Las empresas tienen, pues, que dar un paso adelante por básicamente tres razones: la primera, por un imperativo moral. Los jóvenes que se han sacrificado para obtener una formación rayana en la excelencia se han ganado el derecho a un puesto. La segunda, por pura inteligencia: porque los presentes y futuros graduados les podrán aportar savia nueva, una visión crítica, mayor versatilidad y formas de trabajar más imaginativas, habilidades esenciales para alimentar la necesidad de innovación, competitividad e innovación de nuestras compañías. Y la tercera, por sentido común: ¿de qué vale que las empresas -y los ciudadanos, en general- sostengan con sus impuestos una Universidad pública tan costosa si al final los frutos que se obtengan de la misma no los va a aprovechar? Más bien, al contrario, que lo estén haciendo otros, fuera de Galicia y de España, en donde el talento gallego cotiza al alza. ¿Es lógico que nosotros paguemos la siembra y cuidemos el campo durante cinco años para que sean unos terceros -que no han invertido ni tiempo ni dinero- los que se lleven la cosecha del talento?

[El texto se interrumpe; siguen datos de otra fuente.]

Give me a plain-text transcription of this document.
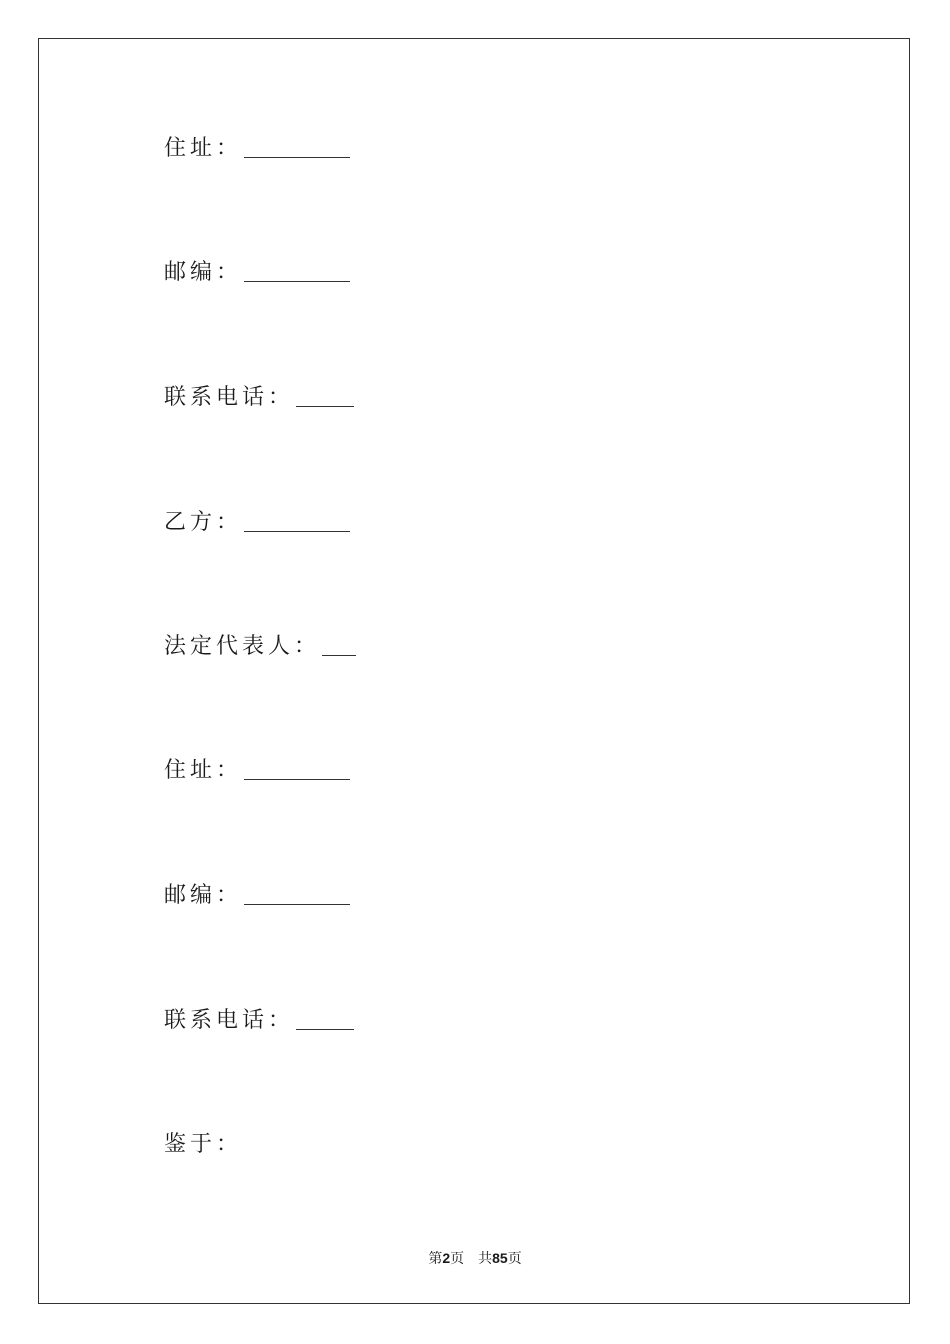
住址：
邮编：
联系电话：
乙方：
法定代表人：
住址：
邮编：
联系电话：
鉴于：
第2页 共85页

Los universitarios gallegos -al menos un grupo cada vez más nutrido- se han puesto las pilas. Ellos constituyen hoy la otra y esperanzadora cara del malhadado fenómeno de los ninis, una imagen que por llamativa ha acabado por contaminarlo todo. Es cierto que en Galicia hay 80.000 jóvenes que no estudian ni trabajan, un segmento en el que se ha instalado el desencanto, al punto de que ni siquiera han querido aprovechar el plan de empleo lanzado por la Xunta (apenas el 20% se acogió a esta iniciativa). Y también lo es que la comunidad tiene ahí un grave problema que resolver. Pero esa realidad, lacerante, no debería impedirnos ver y apreciar en su adecuada dimensión la otra.

El futuro de Galicia, su bienestar, progreso y crecimiento, se está jugando en gran medida en las aulas de nuestras universidades. De ahí tienen que salir los nuevos empresarios, dirigentes, técnicos, científicos, creadores, emprendedores, profesionales de toda índole, que recojan el testigo de un país que hoy parece levantarse tras permanecer noqueado durante casi una década por los inmisericordes embates de la crisis. La Galicia de las próximas décadas se está construyendo en sus clases. Muchos alumnos parecen asumir este reto y por eso han optado por una formación más completa y rigurosa. Ellos han decidido voluntariamente elevar su listón de la autoexigencia. Para ser mejores, más competitivos y capaces. Para dotarse de las herramientas -técnicas, formativas, intelectuales...- que les permitan afrontar sin miedo los nuevos retos. Y eso es una excelente noticia porque es justo lo que Galicia más necesita.